At DCCC Reception, Party Leaders Focus on the Positive

  • Share
  • Read Later

Given the grim predictions, it’s not surprising that the Democratic Congressional Campaign Committee’s Election Night soiree seemed a relatively subdued affair. (At least, that’s how it seemed from the tiny, roped-off press pen at the back of the room where they cordoned off reporters for the 15 minutes we were allowed inside the room.) The organization, charged with electing Democrats to the House, is expected to sustain heavy losses throughout the night, and its leader, Maryland Rep. Chris Van Hollen, sidestepped the awkwardness of acknowledging the party’s plight by addressing the assembled crowd before the defeats begin piling up.

Shortly before 8pm, Van Hollen, House Majority Leader Steny Hoyer and House Speaker Nancy Pelosi took a makeshift stage in the Liaison Hotel on Capitol Hill. Standing before a row of eight American flags set against black curtains, they thanked the party’s volunteers, praised the Democrats’ ground game, and doled out platitudes. “As we speak, voters are proving the pundits wrong–the pundits who said our voters wouldn’t turn out,” Van Hollen said. He praised President Obama as well as the army of Democrats involved in the Get Out the Vote effort, and stressed the clear choice between the parties. “We cannot go back to the same failed policies that got us into this mess,” he said. Hoyer read from a similar script, though his promise that the party would be “listening closely to voters” may have been a tacit acknowledgment that the party would be receiving a bracing message.

When it was her turn to speak, Pelosi received a rousing ovation. The first female House Speaker could decide to retire if the party loses its majority, but her brief remarks hardly had the feel of an elegy. Instead, Pelosi delivered a truncated stump speech that largely ignored the figurative elephant in the room. She charged that Republicans want to privatize Medicaid and Social Security, again thanked Democratic volunteers (“the guardians of our democracy”), urged the revitalization of America’s manufacturing sector and noted that voters across America, not the pundits in Washington, would decide the election. “We are not going back to the failed policies of the past,” she promised. “Let’s go out there and continue to fight for great Democratic victories.”

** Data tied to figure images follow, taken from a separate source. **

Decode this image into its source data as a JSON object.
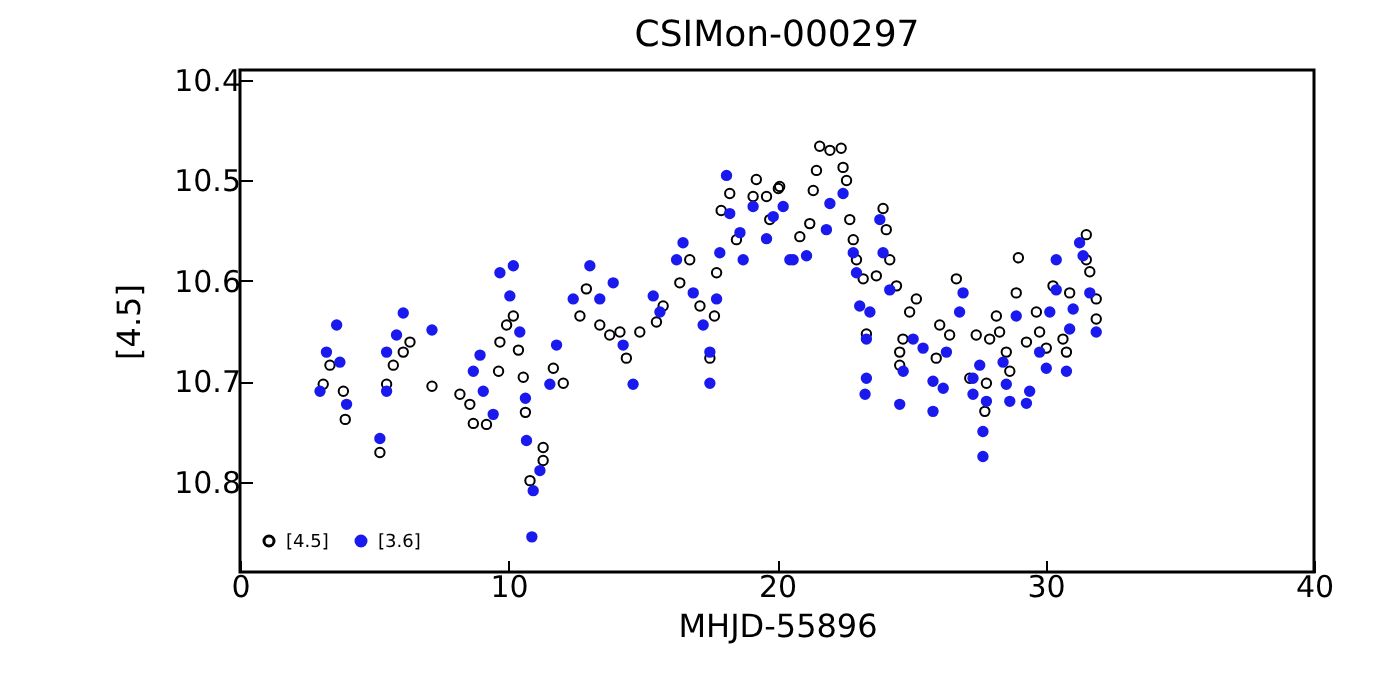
{
  "chart_data": {
    "type": "scatter",
    "title": "CSIMon-000297",
    "xlabel": "MHJD-55896",
    "ylabel": "[4.5]",
    "xlim": [
      0,
      40
    ],
    "xticks": [
      0,
      10,
      20,
      30,
      40
    ],
    "ylim": [
      10.89,
      10.39
    ],
    "yticks": [
      10.4,
      10.5,
      10.6,
      10.7,
      10.8
    ],
    "grid": false,
    "legend": "bottom left",
    "marker": "circle",
    "series": [
      {
        "name": "[4.5]",
        "color": "#000000",
        "x": [
          3.1,
          3.35,
          3.85,
          3.92,
          5.46,
          5.71,
          6.08,
          6.33,
          5.21,
          7.15,
          8.19,
          8.56,
          8.69,
          9.18,
          9.63,
          9.68,
          9.93,
          10.18,
          10.37,
          10.55,
          10.63,
          11.29,
          11.29,
          10.8,
          11.67,
          12.04,
          12.66,
          12.9,
          13.4,
          13.77,
          14.15,
          14.39,
          14.89,
          15.51,
          15.76,
          16.38,
          16.75,
          17.13,
          17.67,
          17.5,
          17.75,
          17.92,
          18.24,
          18.49,
          19.23,
          19.11,
          19.61,
          20.05,
          19.73,
          20.1,
          20.85,
          21.22,
          21.35,
          21.47,
          21.59,
          21.97,
          22.39,
          22.46,
          22.59,
          22.71,
          22.84,
          22.96,
          23.21,
          23.7,
          23.95,
          24.07,
          24.2,
          24.45,
          23.33,
          24.94,
          25.19,
          24.57,
          24.57,
          24.69,
          26.06,
          26.43,
          25.93,
          26.68,
          27.42,
          27.8,
          27.74,
          27.18,
          27.92,
          28.29,
          28.17,
          28.54,
          28.67,
          28.99,
          28.91,
          29.29,
          29.66,
          29.78,
          30.03,
          30.28,
          30.9,
          30.65,
          31.52,
          31.52,
          31.65,
          31.89,
          31.89,
          30.78
        ],
        "values": [
          10.703,
          10.684,
          10.71,
          10.738,
          10.703,
          10.684,
          10.671,
          10.661,
          10.771,
          10.705,
          10.713,
          10.723,
          10.742,
          10.743,
          10.69,
          10.661,
          10.644,
          10.635,
          10.669,
          10.696,
          10.731,
          10.766,
          10.779,
          10.799,
          10.687,
          10.702,
          10.635,
          10.608,
          10.644,
          10.654,
          10.651,
          10.677,
          10.651,
          10.641,
          10.625,
          10.602,
          10.579,
          10.625,
          10.635,
          10.677,
          10.592,
          10.53,
          10.513,
          10.559,
          10.499,
          10.516,
          10.516,
          10.508,
          10.539,
          10.506,
          10.556,
          10.543,
          10.51,
          10.49,
          10.466,
          10.47,
          10.468,
          10.487,
          10.5,
          10.539,
          10.559,
          10.579,
          10.598,
          10.595,
          10.528,
          10.549,
          10.579,
          10.605,
          10.653,
          10.631,
          10.618,
          10.671,
          10.684,
          10.658,
          10.644,
          10.654,
          10.677,
          10.598,
          10.654,
          10.702,
          10.73,
          10.697,
          10.658,
          10.651,
          10.635,
          10.671,
          10.69,
          10.577,
          10.612,
          10.661,
          10.631,
          10.651,
          10.667,
          10.605,
          10.612,
          10.658,
          10.554,
          10.579,
          10.591,
          10.618,
          10.638,
          10.671
        ]
      },
      {
        "name": "[3.6]",
        "color": "#1a1aee",
        "x": [
          3.6,
          3.22,
          3.72,
          2.98,
          3.97,
          6.08,
          5.83,
          5.46,
          5.46,
          5.21,
          7.15,
          8.94,
          8.69,
          9.06,
          9.43,
          9.68,
          10.05,
          10.18,
          10.42,
          10.63,
          10.67,
          10.92,
          10.87,
          11.17,
          11.79,
          11.54,
          13.03,
          12.41,
          13.9,
          13.4,
          14.27,
          14.64,
          15.39,
          15.64,
          16.5,
          16.26,
          16.88,
          17.25,
          17.5,
          17.5,
          17.75,
          17.87,
          18.12,
          18.24,
          18.62,
          18.74,
          19.11,
          19.61,
          19.86,
          20.23,
          20.6,
          20.48,
          21.1,
          21.84,
          21.97,
          22.46,
          22.84,
          22.96,
          23.83,
          23.95,
          24.2,
          23.08,
          23.46,
          23.33,
          23.33,
          23.28,
          24.57,
          24.7,
          25.07,
          25.44,
          25.81,
          25.81,
          26.19,
          26.31,
          26.8,
          26.93,
          27.3,
          27.55,
          27.3,
          27.8,
          27.67,
          27.67,
          28.42,
          28.54,
          28.67,
          28.91,
          29.41,
          29.29,
          29.78,
          30.03,
          30.16,
          30.4,
          30.4,
          30.78,
          30.9,
          31.03,
          31.27,
          31.4,
          31.65,
          31.89
        ],
        "values": [
          10.644,
          10.671,
          10.681,
          10.71,
          10.723,
          10.632,
          10.654,
          10.671,
          10.71,
          10.757,
          10.649,
          10.674,
          10.69,
          10.71,
          10.733,
          10.592,
          10.615,
          10.585,
          10.651,
          10.717,
          10.759,
          10.809,
          10.855,
          10.789,
          10.664,
          10.703,
          10.585,
          10.618,
          10.602,
          10.618,
          10.664,
          10.703,
          10.615,
          10.631,
          10.562,
          10.579,
          10.612,
          10.644,
          10.671,
          10.702,
          10.618,
          10.572,
          10.495,
          10.533,
          10.552,
          10.579,
          10.526,
          10.558,
          10.536,
          10.526,
          10.579,
          10.579,
          10.575,
          10.549,
          10.523,
          10.513,
          10.572,
          10.592,
          10.539,
          10.572,
          10.609,
          10.625,
          10.631,
          10.658,
          10.697,
          10.713,
          10.723,
          10.69,
          10.658,
          10.667,
          10.7,
          10.73,
          10.707,
          10.671,
          10.631,
          10.612,
          10.697,
          10.684,
          10.713,
          10.72,
          10.75,
          10.775,
          10.681,
          10.703,
          10.72,
          10.635,
          10.71,
          10.722,
          10.671,
          10.687,
          10.631,
          10.609,
          10.579,
          10.69,
          10.648,
          10.628,
          10.562,
          10.575,
          10.612,
          10.651
        ]
      }
    ]
  }
}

This particular fight is nearly over. Even if the party’s House leaders are still predicting they’ll maintain their majority–with polls on the West Coast still open for hours, it’s likely they felt it too was too early in the night to admit defeat–the stump speech felt hollow. The trio bounded off the stage to Tina Turner’s “Simply the Best” — which made me think of David Brent’s own bizarre motivational speech, in the British Office — leaving the young crowd to sip their drinks in the modest reception room. By the time Pelosi left the room, the last television in the room had already been switched off.